Trump’s Republican rivals avoided attacking him.
Some former Trump voters said it was time to move on from the search for a 2024 presidential candidate.
A deadly storm system spawned tornadoes across the United States, wreaking destruction from Wisconsin to Texas. At least six people died.
Russian troops captured criminals as they were retreating from a Ukrainian city and took some of them on an odyssey through five prisons and five countries.
🍿 “Tetris” (available now) and “The Super Mario Bros. Movie” (Friday): Just a few weeks after the season finale of HBO’s hit series “The Last of Us” and we find ourselves with two back-to-back weekends of ’80s video game adaptations: Apple TV+’s “Tetris” and the highly anticipated remake. big screen animation of “It’s Me, Mario!” Perhaps the industry is finally realizing that because games are many things, their adaptations can be anything (a post-apocalypse zombie series, a Cold War comedy-drama, a goofy family movie).

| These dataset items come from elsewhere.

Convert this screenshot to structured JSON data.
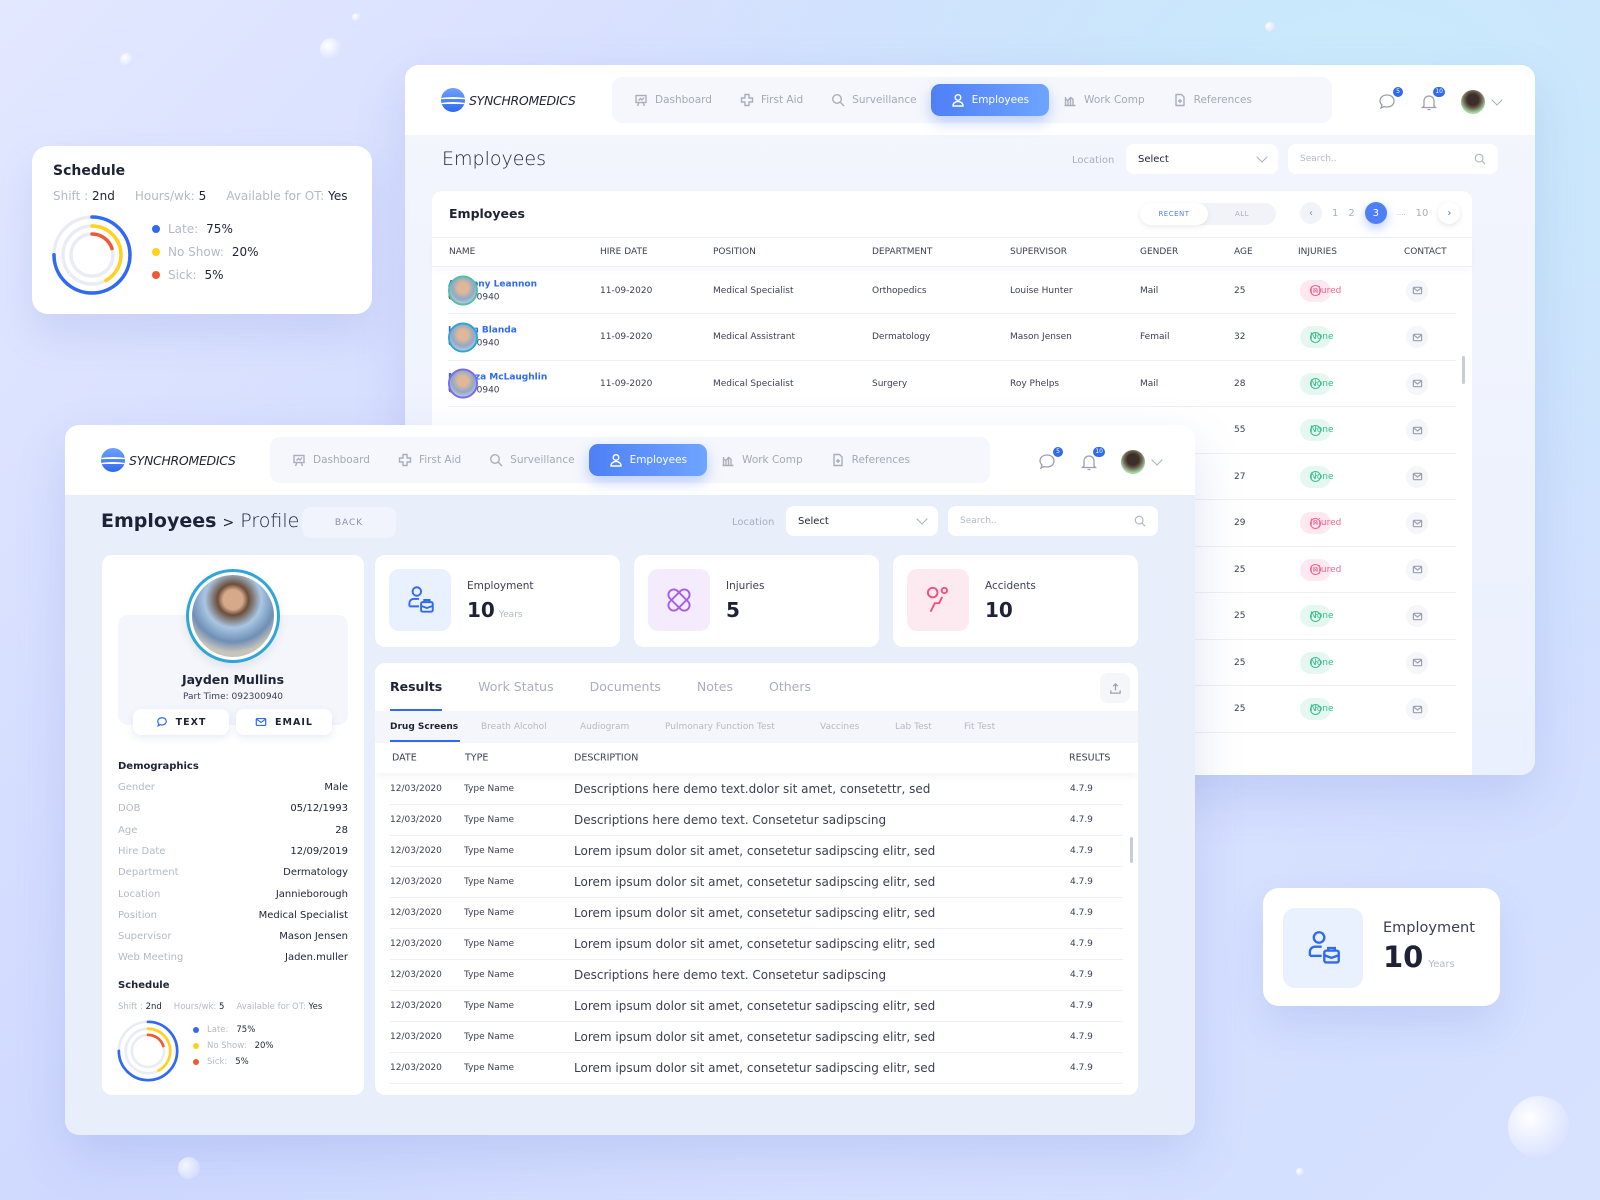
{
  "brand": "SYNCHROMEDICS",
  "nav": [
    {
      "label": "Dashboard",
      "icon": "presentation-chart-icon"
    },
    {
      "label": "First Aid",
      "icon": "medical-cross-icon"
    },
    {
      "label": "Surveillance",
      "icon": "search-icon"
    },
    {
      "label": "Employees",
      "icon": "user-icon",
      "active": true
    },
    {
      "label": "Work Comp",
      "icon": "bar-chart-icon"
    },
    {
      "label": "References",
      "icon": "document-plus-icon"
    }
  ],
  "header_icons": {
    "messages_badge": "5",
    "notifications_badge": "10"
  },
  "employees_page": {
    "title": "Employees",
    "location_label": "Location",
    "location_value": "Select",
    "search_placeholder": "Search..",
    "card_title": "Employees",
    "toggle": {
      "recent": "RECENT",
      "all": "ALL"
    },
    "pagination": {
      "pages": [
        "1",
        "2",
        "3"
      ],
      "current": "3",
      "ellipsis": "....",
      "last": "10"
    },
    "columns": [
      "NAME",
      "HIRE DATE",
      "POSITION",
      "DEPARTMENT",
      "SUPERVISOR",
      "GENDER",
      "AGE",
      "INJURIES",
      "CONTACT"
    ],
    "rows": [
      {
        "name": "Anthony Leannon",
        "id": "092300940",
        "hire_date": "11-09-2020",
        "position": "Medical Specialist",
        "department": "Orthopedics",
        "supervisor": "Louise Hunter",
        "gender": "Mail",
        "age": "25",
        "injuries": "Injured"
      },
      {
        "name": "Leann Blanda",
        "id": "092300940",
        "hire_date": "11-09-2020",
        "position": "Medical Assistrant",
        "department": "Dermatology",
        "supervisor": "Mason Jensen",
        "gender": "Femail",
        "age": "32",
        "injuries": "None"
      },
      {
        "name": "Maritza McLaughlin",
        "id": "092300940",
        "hire_date": "11-09-2020",
        "position": "Medical Specialist",
        "department": "Surgery",
        "supervisor": "Roy Phelps",
        "gender": "Mail",
        "age": "28",
        "injuries": "None"
      },
      {
        "age": "55",
        "injuries": "None"
      },
      {
        "age": "27",
        "injuries": "None"
      },
      {
        "age": "29",
        "injuries": "Injured"
      },
      {
        "age": "25",
        "injuries": "Injured"
      },
      {
        "age": "25",
        "injuries": "None"
      },
      {
        "age": "25",
        "injuries": "None"
      },
      {
        "age": "25",
        "injuries": "None"
      }
    ]
  },
  "schedule_float": {
    "title": "Schedule",
    "shift_label": "Shift :",
    "shift": "2nd",
    "hours_label": "Hours/wk:",
    "hours": "5",
    "ot_label": "Available for OT:",
    "ot": "Yes",
    "legend": [
      {
        "label": "Late:",
        "value": "75%",
        "percent": 75,
        "color": "#2f6af0"
      },
      {
        "label": "No Show:",
        "value": "20%",
        "percent": 20,
        "color": "#ffd21f"
      },
      {
        "label": "Sick:",
        "value": "5%",
        "percent": 5,
        "color": "#ee5a35"
      }
    ]
  },
  "profile_page": {
    "title_main": "Employees",
    "title_sep": ">",
    "title_sub": "Profile",
    "back_label": "BACK",
    "location_label": "Location",
    "location_value": "Select",
    "search_placeholder": "Search..",
    "person": {
      "name": "Jayden Mullins",
      "subtitle": "Part Time: 092300940",
      "text_label": "TEXT",
      "email_label": "EMAIL"
    },
    "demographics_title": "Demographics",
    "demographics": [
      {
        "k": "Gender",
        "v": "Male"
      },
      {
        "k": "DOB",
        "v": "05/12/1993"
      },
      {
        "k": "Age",
        "v": "28"
      },
      {
        "k": "Hire Date",
        "v": "12/09/2019"
      },
      {
        "k": "Department",
        "v": "Dermatology"
      },
      {
        "k": "Location",
        "v": "Jannieborough"
      },
      {
        "k": "Position",
        "v": "Medical Specialist"
      },
      {
        "k": "Supervisor",
        "v": "Mason Jensen"
      },
      {
        "k": "Web Meeting",
        "v": "Jaden.muller"
      }
    ],
    "schedule": {
      "title": "Schedule",
      "shift_label": "Shift :",
      "shift": "2nd",
      "hours_label": "Hours/wk:",
      "hours": "5",
      "ot_label": "Available for OT:",
      "ot": "Yes",
      "legend": [
        {
          "label": "Late:",
          "value": "75%"
        },
        {
          "label": "No Show:",
          "value": "20%"
        },
        {
          "label": "Sick:",
          "value": "5%"
        }
      ]
    },
    "stats": [
      {
        "label": "Employment",
        "value": "10",
        "unit": "Years",
        "color": "#2f6af0",
        "bg": "#e9f0fe"
      },
      {
        "label": "Injuries",
        "value": "5",
        "unit": "",
        "color": "#a55ee8",
        "bg": "#f4ecfd"
      },
      {
        "label": "Accidents",
        "value": "10",
        "unit": "",
        "color": "#f0507f",
        "bg": "#fdeaf0"
      }
    ],
    "tabs": [
      "Results",
      "Work Status",
      "Documents",
      "Notes",
      "Others"
    ],
    "subtabs": [
      "Drug Screens",
      "Breath Alcohol",
      "Audiogram",
      "Pulmonary Function Test",
      "Vaccines",
      "Lab Test",
      "Fit Test"
    ],
    "result_columns": [
      "DATE",
      "TYPE",
      "DESCRIPTION",
      "RESULTS"
    ],
    "results": [
      {
        "date": "12/03/2020",
        "type": "Type Name",
        "desc": "Descriptions here demo text.dolor sit amet, consetettr, sed",
        "result": "4.7.9"
      },
      {
        "date": "12/03/2020",
        "type": "Type Name",
        "desc": "Descriptions here demo text. Consetetur sadipscing",
        "result": "4.7.9"
      },
      {
        "date": "12/03/2020",
        "type": "Type Name",
        "desc": "Lorem ipsum dolor sit amet, consetetur sadipscing elitr, sed",
        "result": "4.7.9"
      },
      {
        "date": "12/03/2020",
        "type": "Type Name",
        "desc": "Lorem ipsum dolor sit amet, consetetur sadipscing elitr, sed",
        "result": "4.7.9"
      },
      {
        "date": "12/03/2020",
        "type": "Type Name",
        "desc": "Lorem ipsum dolor sit amet, consetetur sadipscing elitr, sed",
        "result": "4.7.9"
      },
      {
        "date": "12/03/2020",
        "type": "Type Name",
        "desc": "Lorem ipsum dolor sit amet, consetetur sadipscing elitr, sed",
        "result": "4.7.9"
      },
      {
        "date": "12/03/2020",
        "type": "Type Name",
        "desc": "Descriptions here demo text. Consetetur sadipscing",
        "result": "4.7.9"
      },
      {
        "date": "12/03/2020",
        "type": "Type Name",
        "desc": "Lorem ipsum dolor sit amet, consetetur sadipscing elitr, sed",
        "result": "4.7.9"
      },
      {
        "date": "12/03/2020",
        "type": "Type Name",
        "desc": "Lorem ipsum dolor sit amet, consetetur sadipscing elitr, sed",
        "result": "4.7.9"
      },
      {
        "date": "12/03/2020",
        "type": "Type Name",
        "desc": "Lorem ipsum dolor sit amet, consetetur sadipscing elitr, sed",
        "result": "4.7.9"
      }
    ]
  },
  "employment_float": {
    "label": "Employment",
    "value": "10",
    "unit": "Years"
  }
}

📚 “Finding Me” (Tuesday): This year, Viola Davis became one of the rare artists to earn an EGOT, having won an Emmy, a Grammy, an Oscar, and a Tony. She joined the club by winning a Grammy for narrating her best-selling memoir. She can get that audiobook or wait for the paperback, available this week.
I’m a strong advocate of eggs for dinner, especially when paired with rich beans and a spicy sauce, like in the classic huevos rancheros. But of course you could do the Kay Chun one. mostly savory version of the dish at any time of the day, and with remarkable ease.
showcase: The KRB interior decoration store in Manhattan is part store and part workshop for experiments in mixing objects of different quality and provenance.
Super Bloom: 10 places to see flowers in the West right now.
Have a date: Looking for romance? Try moving abroad.
Avoid the scale: Three ways to know how fit you are.
Run better: Use your diaphragm to breathe.
Shoulder pads: A resurgence is coming.
WIRE CUTTER TIP
Raise the Easter basket
Easter morning is only a week away, and if you’re gathering treats for the kids, Wirecutter has ideas. There are sweets, of course; we’re partial to Cadbury Mini Eggs, Jelly Bellies and seasonal treats from See’s. Simple spring toys like bubbles, sidewalk chalk, and jump ropes are classics. We also like to anchor a basket with a special book, stuffed animal, or toy—a sweet Folkmanis hand puppet and a white Lego rabbit are new favorites. Looking for a basket? Instead of a junky version that will end up in the landfill, a nice duffel bag or inexpensive plastic beach bucket can do a great job of substituting.. —Kalee Thompson
NCAA Women’s Basketball Championship: Iowa defeated South Carolina last night, 77-73, ending the Gamecocks’ perfect season behind another remarkable game from Caitlin Clark, who scored 41 points. The Hawkeyes will play Louisiana State, which beat Virginia Tech. The Tigers have come a long way in just two years under coach Kim Mulkey. It helps to have Angel Reese, a star forward whose 33 double-doubles this season tied an NCAA record. Tomorrow at 3:30 pm ET on ABC.